La Ligue des droits humains saisit également la Cour constitutionnelle concernant des dispositions problématiques contenues dans le Livre II du Code pénal, pour de nouvelles infractions qui constituent des ingérences au droit à la liberté d’expression.
C’est le cas par exemple de l’atteinte méchante à l’autorité de l’Etat, nouvelle infraction introduite dans le code pénal que la coalition « droit de protester » (dont sont notamment membres les trois syndicats – FGTB, CSC et CGSLB – Greenpeace, Amnesty International Belgique, la Liga voor mensenrechten et la Ligue des droits humains) tente de faire annuler.

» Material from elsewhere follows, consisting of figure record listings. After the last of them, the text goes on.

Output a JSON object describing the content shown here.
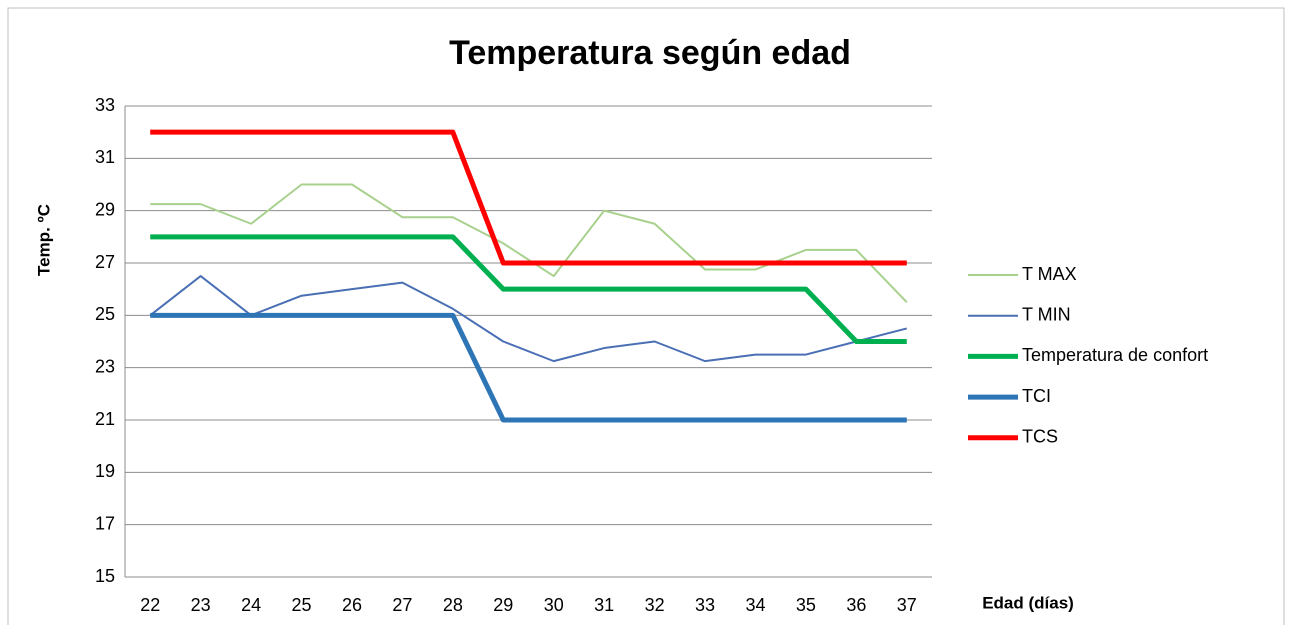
{
  "chart_data": {
    "type": "line",
    "title": "Temperatura según edad",
    "y_label": "Temp. ºC",
    "x_label": "Edad (días)",
    "categories": [
      "22",
      "23",
      "24",
      "25",
      "26",
      "27",
      "28",
      "29",
      "30",
      "31",
      "32",
      "33",
      "34",
      "35",
      "36",
      "37"
    ],
    "ylim": [
      15,
      33
    ],
    "yticks": [
      15,
      17,
      19,
      21,
      23,
      25,
      27,
      29,
      31,
      33
    ],
    "grid": true,
    "series": [
      {
        "name": "T MAX",
        "color": "#a9d18e",
        "values": [
          29.25,
          29.25,
          28.5,
          30,
          30,
          28.75,
          28.75,
          27.75,
          26.5,
          29,
          28.5,
          26.75,
          26.75,
          27.5,
          27.5,
          25.5
        ]
      },
      {
        "name": "T MIN",
        "color": "#4a6fb5",
        "values": [
          25,
          26.5,
          25,
          25.75,
          26,
          26.25,
          25.25,
          24,
          23.25,
          23.75,
          24,
          23.25,
          23.5,
          23.5,
          24,
          24.5
        ]
      },
      {
        "name": "Temperatura de confort",
        "color": "#00b050",
        "values": [
          28,
          28,
          28,
          28,
          28,
          28,
          28,
          26,
          26,
          26,
          26,
          26,
          26,
          26,
          24,
          24
        ]
      },
      {
        "name": "TCI",
        "color": "#2e75b6",
        "values": [
          25,
          25,
          25,
          25,
          25,
          25,
          25,
          21,
          21,
          21,
          21,
          21,
          21,
          21,
          21,
          21
        ]
      },
      {
        "name": "TCS",
        "color": "#ff0000",
        "values": [
          32,
          32,
          32,
          32,
          32,
          32,
          32,
          27,
          27,
          27,
          27,
          27,
          27,
          27,
          27,
          27
        ]
      }
    ]
  }
}
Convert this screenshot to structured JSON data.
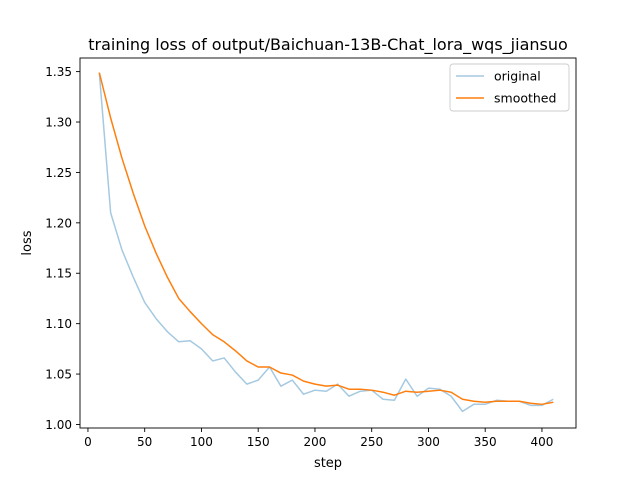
{
  "chart_data": {
    "type": "line",
    "title": "training loss of output/Baichuan-13B-Chat_lora_wqs_jiansuo",
    "xlabel": "step",
    "ylabel": "loss",
    "xlim": [
      -7,
      430
    ],
    "ylim": [
      0.9965,
      1.3635
    ],
    "xticks": [
      0,
      50,
      100,
      150,
      200,
      250,
      300,
      350,
      400
    ],
    "yticks": [
      1.0,
      1.05,
      1.1,
      1.15,
      1.2,
      1.25,
      1.3,
      1.35
    ],
    "ytick_labels": [
      "1.00",
      "1.05",
      "1.10",
      "1.15",
      "1.20",
      "1.25",
      "1.30",
      "1.35"
    ],
    "grid": false,
    "legend_position": "top-right",
    "x": [
      10,
      20,
      30,
      40,
      50,
      60,
      70,
      80,
      90,
      100,
      110,
      120,
      130,
      140,
      150,
      160,
      170,
      180,
      190,
      200,
      210,
      220,
      230,
      240,
      250,
      260,
      270,
      280,
      290,
      300,
      310,
      320,
      330,
      340,
      350,
      360,
      370,
      380,
      390,
      400,
      410
    ],
    "series": [
      {
        "name": "original",
        "color": "#1f77b4",
        "opacity": 0.4,
        "values": [
          1.349,
          1.21,
          1.173,
          1.146,
          1.121,
          1.105,
          1.092,
          1.082,
          1.083,
          1.075,
          1.063,
          1.066,
          1.052,
          1.04,
          1.044,
          1.057,
          1.038,
          1.044,
          1.03,
          1.034,
          1.033,
          1.04,
          1.028,
          1.033,
          1.034,
          1.025,
          1.024,
          1.045,
          1.028,
          1.036,
          1.035,
          1.028,
          1.013,
          1.02,
          1.02,
          1.024,
          1.023,
          1.023,
          1.019,
          1.019,
          1.025
        ]
      },
      {
        "name": "smoothed",
        "color": "#ff7f0e",
        "opacity": 1.0,
        "values": [
          1.349,
          1.304,
          1.264,
          1.229,
          1.197,
          1.17,
          1.146,
          1.125,
          1.112,
          1.1,
          1.089,
          1.082,
          1.073,
          1.063,
          1.057,
          1.057,
          1.051,
          1.049,
          1.043,
          1.04,
          1.038,
          1.039,
          1.035,
          1.035,
          1.034,
          1.032,
          1.029,
          1.033,
          1.032,
          1.033,
          1.034,
          1.032,
          1.025,
          1.023,
          1.022,
          1.023,
          1.023,
          1.023,
          1.021,
          1.02,
          1.022
        ]
      }
    ]
  }
}
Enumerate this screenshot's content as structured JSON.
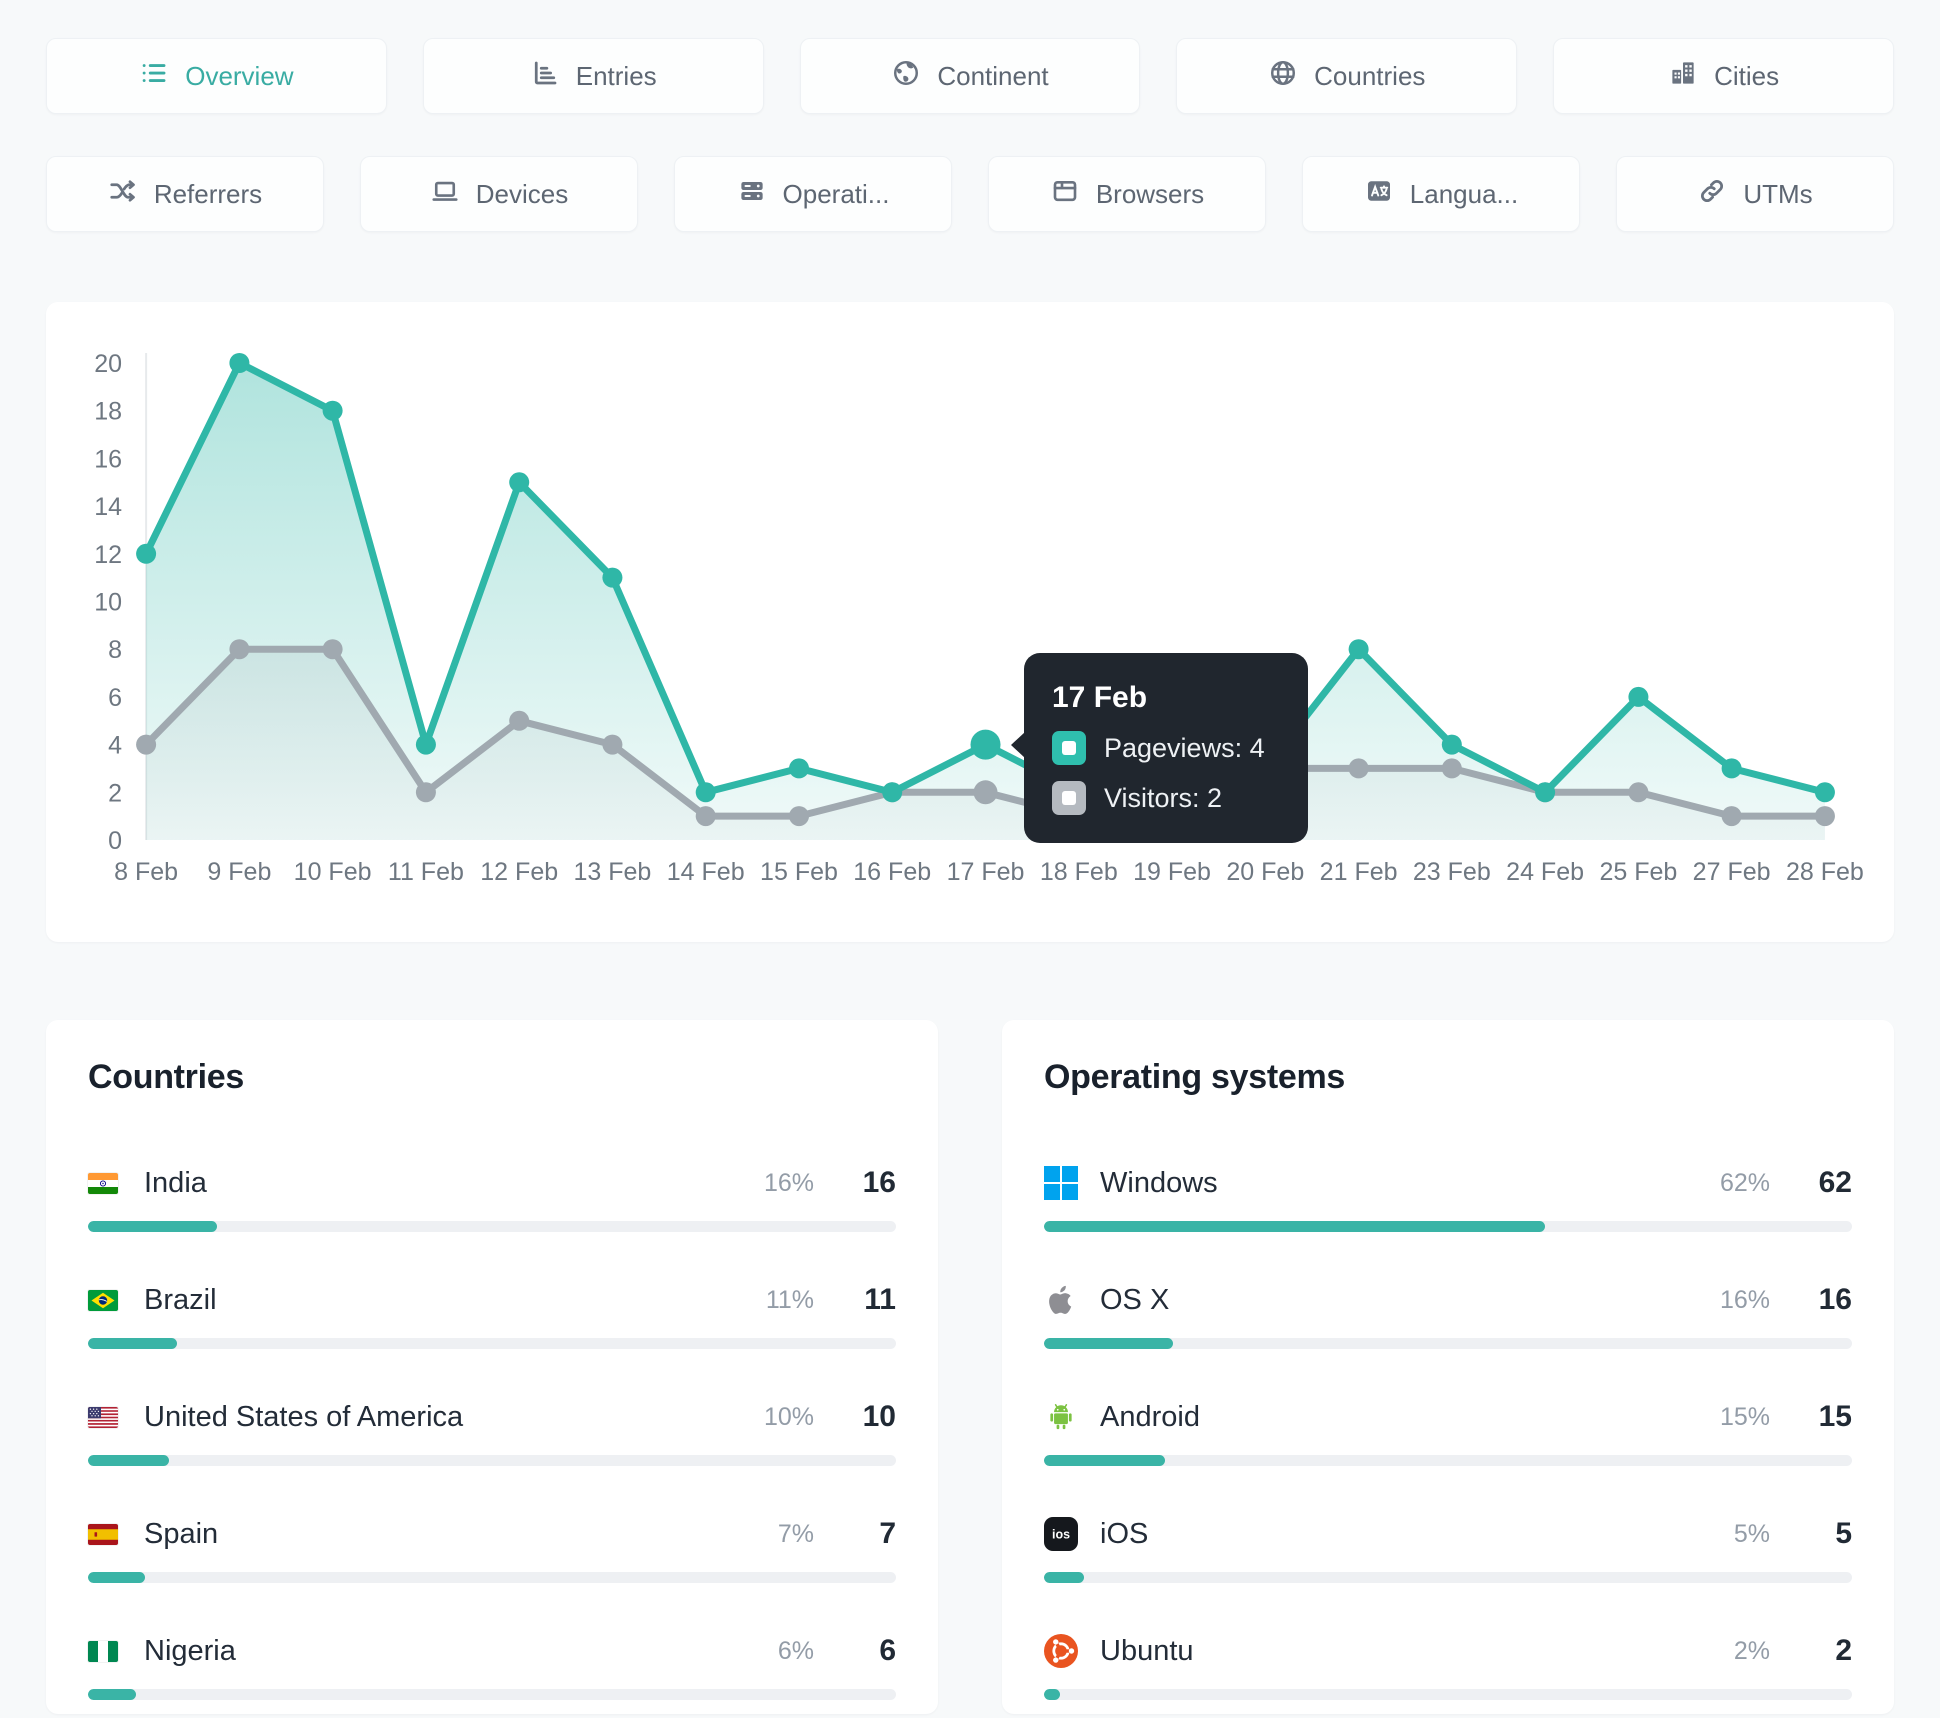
{
  "colors": {
    "accent": "#39aca3",
    "pageviews_line": "#2fb7a7",
    "visitors_line": "#a0a9b0",
    "bar_fill": "#3ab4a6",
    "tooltip_bg": "#20262e"
  },
  "tabs_row1": {
    "items": [
      {
        "icon": "list-icon",
        "label": "Overview",
        "active": true
      },
      {
        "icon": "bar-chart-icon",
        "label": "Entries",
        "active": false
      },
      {
        "icon": "earth-icon",
        "label": "Continent",
        "active": false
      },
      {
        "icon": "globe-icon",
        "label": "Countries",
        "active": false
      },
      {
        "icon": "city-icon",
        "label": "Cities",
        "active": false
      }
    ]
  },
  "tabs_row2": {
    "items": [
      {
        "icon": "shuffle-icon",
        "label": "Referrers",
        "active": false
      },
      {
        "icon": "laptop-icon",
        "label": "Devices",
        "active": false
      },
      {
        "icon": "server-icon",
        "label": "Operati...",
        "active": false
      },
      {
        "icon": "browser-icon",
        "label": "Browsers",
        "active": false
      },
      {
        "icon": "translate-icon",
        "label": "Langua...",
        "active": false
      },
      {
        "icon": "link-icon",
        "label": "UTMs",
        "active": false
      }
    ]
  },
  "chart_data": {
    "type": "line",
    "x": [
      "8 Feb",
      "9 Feb",
      "10 Feb",
      "11 Feb",
      "12 Feb",
      "13 Feb",
      "14 Feb",
      "15 Feb",
      "16 Feb",
      "17 Feb",
      "18 Feb",
      "19 Feb",
      "20 Feb",
      "21 Feb",
      "23 Feb",
      "24 Feb",
      "25 Feb",
      "27 Feb",
      "28 Feb"
    ],
    "series": [
      {
        "name": "Pageviews",
        "color": "#2fb7a7",
        "values": [
          12,
          20,
          18,
          4,
          15,
          11,
          2,
          3,
          2,
          4,
          2,
          2,
          3,
          8,
          4,
          2,
          6,
          3,
          2
        ]
      },
      {
        "name": "Visitors",
        "color": "#a0a9b0",
        "values": [
          4,
          8,
          8,
          2,
          5,
          4,
          1,
          1,
          2,
          2,
          1,
          1,
          3,
          3,
          3,
          2,
          2,
          1,
          1
        ]
      }
    ],
    "ylim": [
      0,
      20
    ],
    "ytick_step": 2,
    "grid": false,
    "legend": "none",
    "highlight_index": 9
  },
  "tooltip": {
    "title": "17 Feb",
    "rows": [
      {
        "marker_color": "#2fbfae",
        "text": "Pageviews: 4"
      },
      {
        "marker_color": "#b5bac0",
        "text": "Visitors: 2"
      }
    ]
  },
  "countries": {
    "title": "Countries",
    "rows": [
      {
        "icon": "india-flag",
        "name": "India",
        "percent": "16%",
        "value": 16,
        "pct": 16
      },
      {
        "icon": "brazil-flag",
        "name": "Brazil",
        "percent": "11%",
        "value": 11,
        "pct": 11
      },
      {
        "icon": "usa-flag",
        "name": "United States of America",
        "percent": "10%",
        "value": 10,
        "pct": 10
      },
      {
        "icon": "spain-flag",
        "name": "Spain",
        "percent": "7%",
        "value": 7,
        "pct": 7
      },
      {
        "icon": "nigeria-flag",
        "name": "Nigeria",
        "percent": "6%",
        "value": 6,
        "pct": 6
      }
    ]
  },
  "operating_systems": {
    "title": "Operating systems",
    "rows": [
      {
        "icon": "windows-icon",
        "name": "Windows",
        "percent": "62%",
        "value": 62,
        "pct": 62
      },
      {
        "icon": "apple-icon",
        "name": "OS X",
        "percent": "16%",
        "value": 16,
        "pct": 16
      },
      {
        "icon": "android-icon",
        "name": "Android",
        "percent": "15%",
        "value": 15,
        "pct": 15
      },
      {
        "icon": "ios-icon",
        "name": "iOS",
        "percent": "5%",
        "value": 5,
        "pct": 5
      },
      {
        "icon": "ubuntu-icon",
        "name": "Ubuntu",
        "percent": "2%",
        "value": 2,
        "pct": 2
      }
    ]
  }
}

Par ailleurs, la LDH rejointe pour ce recours par l’Association des Journalistes Professionnels (AJP) et la Vlaamse Vereniging van Journalisten (VVJ), critique également l’élargissement de la notion de divulgation et de réception de secrets d’Etat dans le code pénal et l’imprécision de ces termes, comme l’avait déjà épinglé le Conseil d’Etat, dans un avis du 23 novembre 2018, et l’Institut Fédéral pour les Droits Humains (IFDH), dans un avis du 5 octobre 2023. Cette disposition est particulièrement inquiétante puisqu’elle est définie de manière très large, le législateur évoquant des “objets, plans, documents ou renseignements qui doivent être tenus secrets vu que leur divulgation est de nature à compromettre la pérennité de l’ordre démocratique et constitutionnel, la sûreté de l’Etat, la défense du territoire, les relations internationales, le potentiel économique ou scientifique du pays, la sécurité des Belges à l’étranger ou le fonctionnement des organes décisionnels de l’Etat”. Plusieurs affaires révélées par la presse ces dernières années – PFAS, l’affaire Nethys, celle du Parlement wallon ou par les ONG comme les ventes d’armes à l’Arabie saoudite – pourraient tomber sous le coup de ces dispositions qui sont par ailleurs assorties de peines très lourdes (de 3 à 10 ans d’enfermement en fonction des circonstances).
Enfin, la Ligue des droits humains a également introduit un recours contre l’apologie du terrorisme, cette incrimination pénalise un large éventail de comportements, y compris ceux qui ne constituent pas nécessairement une incitation à la violence. Dans son avis, l’IFDH souligne “qu’en l’absence de critères stricts et objectifs permettant de déterminer ce qui constitue une véritable apologie du terrorisme, celle-ci pourrait être utilisées abusivement pour poursuivre des formes légitimes d’expression politique, tels des appels à la désobéissance civile, des actions militantes contre des biens ou encore la dénonciation d’agissements des autorités publiques ».
Si la nécessité de la réforme du Code pénal n’est pas contestée, certaines dispositions comportent des risques non négligeables pour les droits fondamentaux, raison pour laquelle les ONG, dont la Ligue des droits humains, ont demandé à la Cour constitutionnelle de se prononcer sur leur validité. Dans l’objectif de sauvegarder un écosystème démocratique fort et d’éviter une surpénalisation bien dans l’air du temps mais totalement contre productive.